Usando uma bateria de técnicas, os pesquisadores descobriram que L. flaviverrucosa realmente produz dois tipos de moléculas de piperazil. Mas esses compostos recém-descobertos eram diferentes, produzidos por um único conjunto de genes chamado superaglomerado.

“Em um nível alto, parecia que uma região do genoma poderia produzir duas moléculas diferentes”, diz Blodgett.

“Geralmente, pensamos em um cluster de genes [como] grupos de genes que são como plantas para fazer moléculas individuais semelhantes a drogas. Mas parecia que havia quase muita química prevista dentro desse único cluster.”

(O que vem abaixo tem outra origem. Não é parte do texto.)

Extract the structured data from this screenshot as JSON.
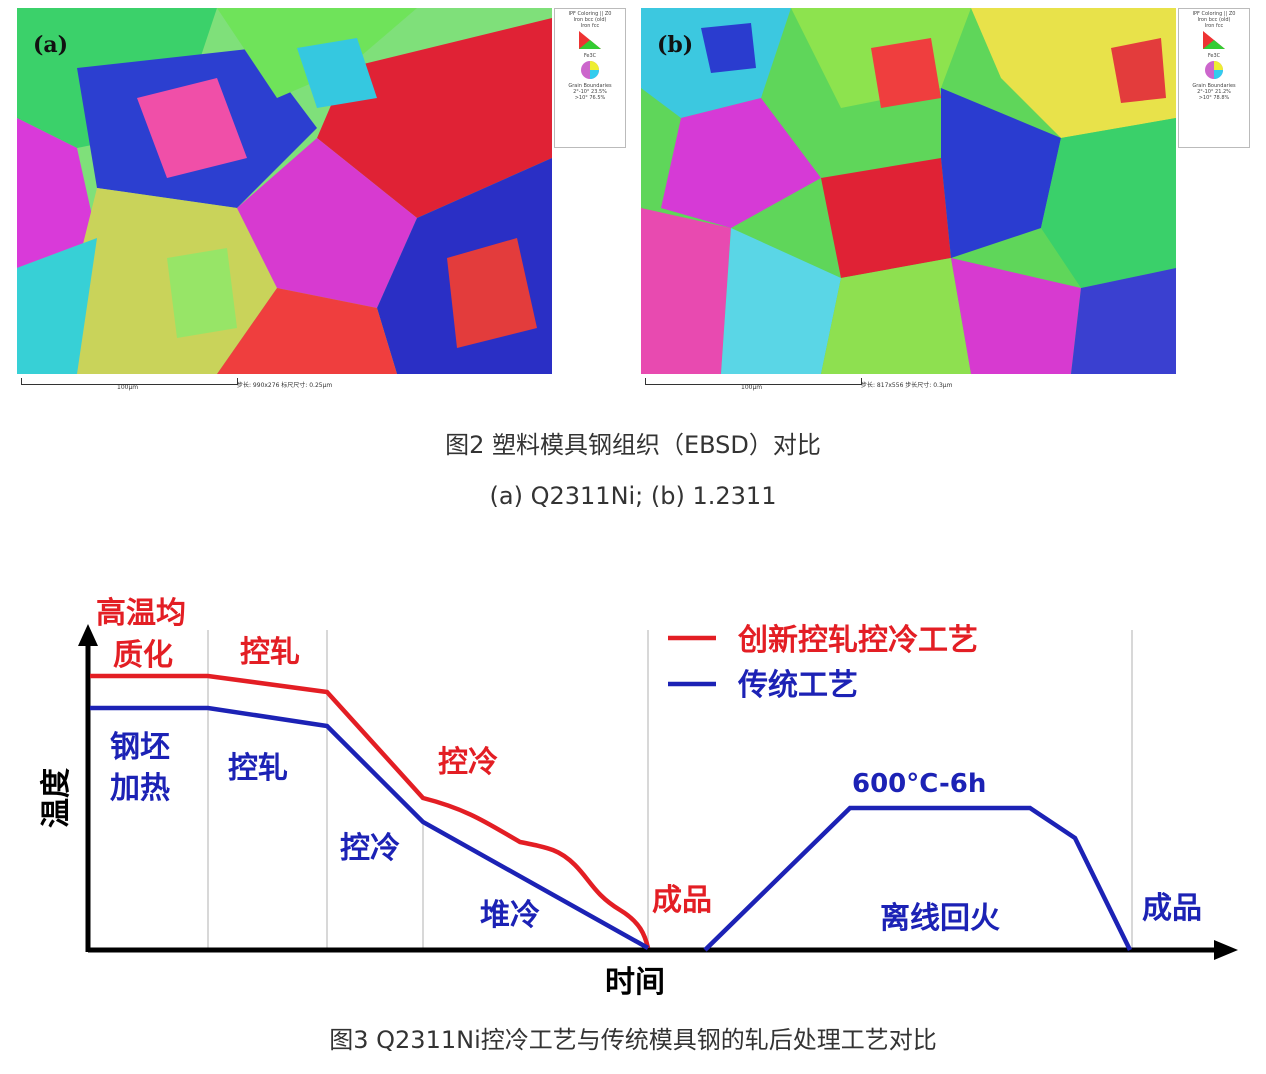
{
  "figure2": {
    "caption": "图2 塑料模具钢组织（EBSD）对比",
    "subcaption": "(a) Q2311Ni; (b) 1.2311",
    "panels": [
      {
        "label": "(a)",
        "legend": [
          "IPF Coloring || Z0",
          "Iron bcc (old)",
          "Iron fcc",
          "Fe3C",
          "Grain Boundaries",
          "2°-10°  23.5%",
          ">10°  76.5%"
        ],
        "scalebar": "100μm",
        "info": "步长: 990x276  标尺尺寸: 0.25μm"
      },
      {
        "label": "(b)",
        "legend": [
          "IPF Coloring || Z0",
          "Iron bcc (old)",
          "Iron fcc",
          "Fe3C",
          "Grain Boundaries",
          "2°-10°  21.2%",
          ">10°  78.8%"
        ],
        "scalebar": "100μm",
        "info": "步长: 817x556  步长尺寸: 0.3μm"
      }
    ]
  },
  "figure3": {
    "caption": "图3 Q2311Ni控冷工艺与传统模具钢的轧后处理工艺对比",
    "chart_data": {
      "type": "line",
      "ylabel": "温度",
      "xlabel": "时间",
      "series": [
        {
          "name": "创新控轧控冷工艺",
          "color": "#e31e24"
        },
        {
          "name": "传统工艺",
          "color": "#1c22b5"
        }
      ],
      "stages_top_red": [
        "高温均质化",
        "控轧",
        "控冷"
      ],
      "stages_blue": [
        "钢坯加热",
        "控轧",
        "控冷",
        "堆冷"
      ],
      "product_label_1": "成品",
      "tempering_label": "离线回火",
      "tempering_condition": "600°C-6h",
      "product_label_2": "成品"
    },
    "labels": {
      "red_stage1_line1": "高温均",
      "red_stage1_line2": "质化",
      "red_stage2": "控轧",
      "red_stage3": "控冷",
      "blue_stage1_line1": "钢坯",
      "blue_stage1_line2": "加热",
      "blue_stage2": "控轧",
      "blue_stage3": "控冷",
      "blue_stage4": "堆冷",
      "product1": "成品",
      "tempering": "离线回火",
      "temper_cond": "600°C-6h",
      "product2": "成品",
      "legend_red": "创新控轧控冷工艺",
      "legend_blue": "传统工艺",
      "ylabel": "温度",
      "xlabel": "时间"
    }
  }
}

Uma vez que os pesquisadores resolveram as estruturas moleculares dos dois compostos peculiares, eles também logo perceberam que um deles era bem diferente de qualquer outro descrito anteriormente. Consistia em duas moléculas hexagonais unidas para formar uma dupla desequilibrada e assimétrica, que tinha potencial atividade semelhante a uma droga quando testada contra certos tipos de linhagens de células cancerígenas humanas.

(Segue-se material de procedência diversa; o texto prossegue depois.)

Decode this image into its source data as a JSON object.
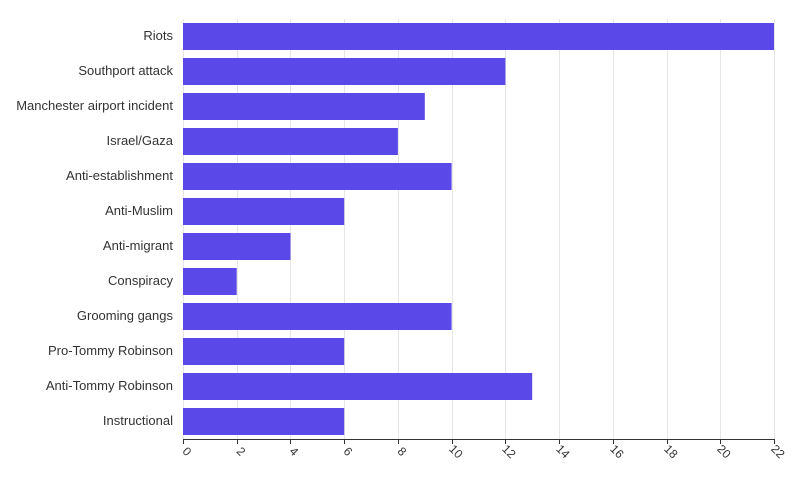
{
  "chart_data": {
    "type": "bar",
    "orientation": "horizontal",
    "categories": [
      "Riots",
      "Southport attack",
      "Manchester airport incident",
      "Israel/Gaza",
      "Anti-establishment",
      "Anti-Muslim",
      "Anti-migrant",
      "Conspiracy",
      "Grooming gangs",
      "Pro-Tommy Robinson",
      "Anti-Tommy Robinson",
      "Instructional"
    ],
    "values": [
      22,
      12,
      9,
      8,
      10,
      6,
      4,
      2,
      10,
      6,
      13,
      6
    ],
    "xlim": [
      0,
      22
    ],
    "xticks": [
      0,
      2,
      4,
      6,
      8,
      10,
      12,
      14,
      16,
      18,
      20,
      22
    ],
    "bar_color": "#5b48e8",
    "grid": true,
    "title": "",
    "xlabel": "",
    "ylabel": ""
  }
}
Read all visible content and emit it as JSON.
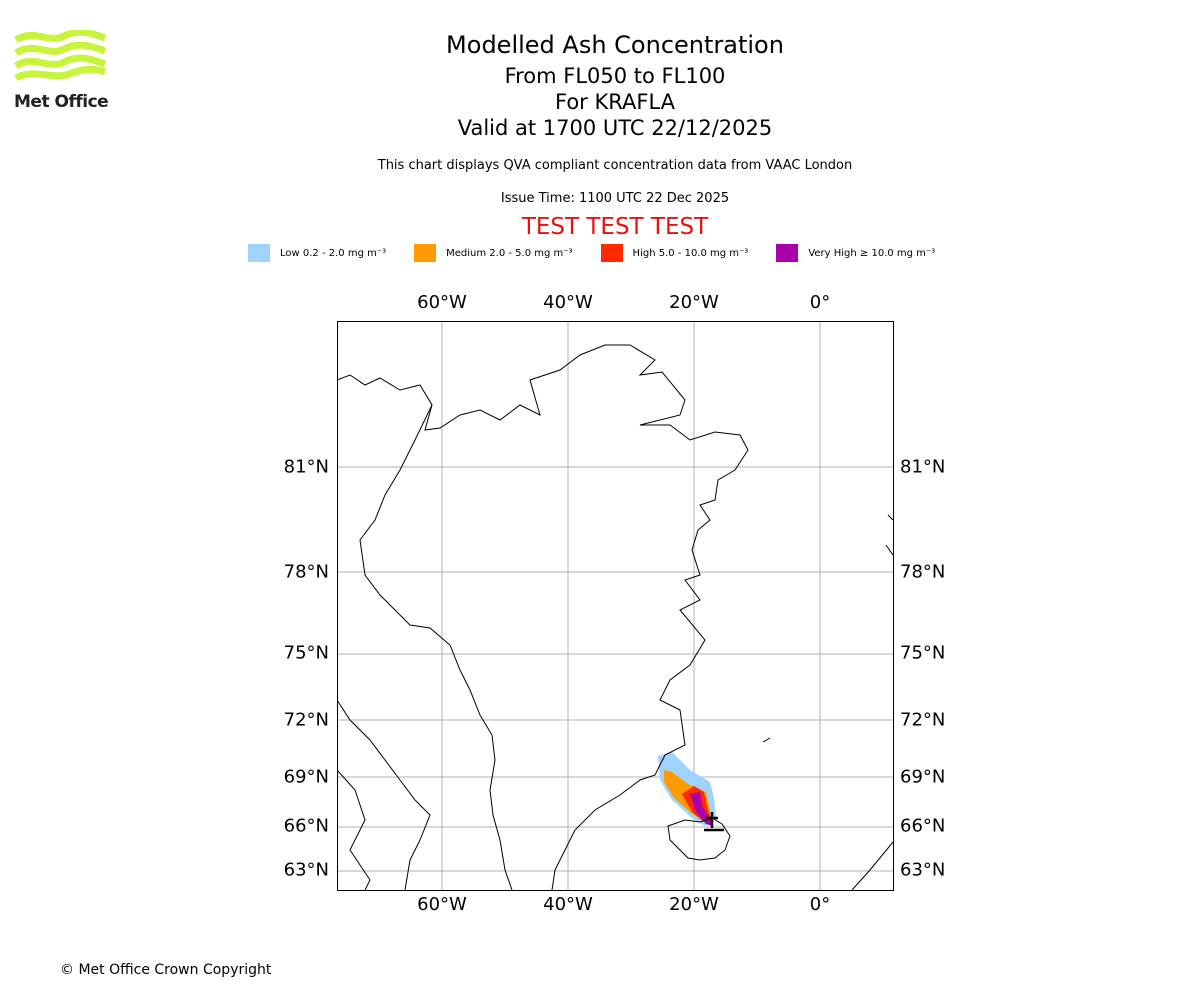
{
  "logo": {
    "text": "Met Office",
    "color": "#c8f53c"
  },
  "header": {
    "title": "Modelled Ash Concentration",
    "levels": "From FL050 to FL100",
    "volcano": "For KRAFLA",
    "valid": "Valid at 1700 UTC 22/12/2025",
    "note": "This chart displays QVA compliant concentration data from VAAC London",
    "issue": "Issue Time: 1100 UTC 22 Dec 2025",
    "test": "TEST TEST TEST"
  },
  "legend": [
    {
      "label": "Low 0.2 - 2.0 mg m⁻³",
      "color": "#a0d2ff"
    },
    {
      "label": "Medium 2.0 - 5.0 mg m⁻³",
      "color": "#ff9a00"
    },
    {
      "label": "High 5.0 - 10.0 mg m⁻³",
      "color": "#ff2a00"
    },
    {
      "label": "Very High ≥ 10.0 mg m⁻³",
      "color": "#aa00aa"
    }
  ],
  "map": {
    "lon_labels": [
      "60°W",
      "40°W",
      "20°W",
      "0°"
    ],
    "lat_labels": [
      "81°N",
      "78°N",
      "75°N",
      "72°N",
      "69°N",
      "66°N",
      "63°N"
    ]
  },
  "footer": {
    "copyright": "© Met Office Crown Copyright"
  }
}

“A natureza está unindo duas coisas diferentes”, explica Blodgett. “E, como se vê, contra várias linhagens de células cancerígenas diferentes, quando você junta A e B, isso se transforma em algo mais potente”.

Claro, não devemos esquecer que testar drogas em linhagens de células cultivadas em laboratório está a um mundo de distância dos tratamentos que mostram benefícios terapêuticos em ensaios clínicos. Além disso, leva décadas para que os potenciais candidatos a medicamentos saiam do laboratório, passem pelos testes e cheguem à clínica, e muitos falham no processo.

“Muito mais trabalho, foco e financiamento são necessários para que as novas abordagens resultem em terapias antibacterianas eficazes para combater de forma sustentável a resistência antibacteriana”, escreveram Ursula Theuretzbacher, especialista independente em medicamentos antibacterianos, e colegas em 2019.

Ainda assim, a esperança é que com mais análises como esta, que buscam identificar quais cepas bacterianas são mais promissoras e quais compostos têm maior probabilidade de sucesso, os pesquisadores estejam no caminho certo, sem tempo a perder.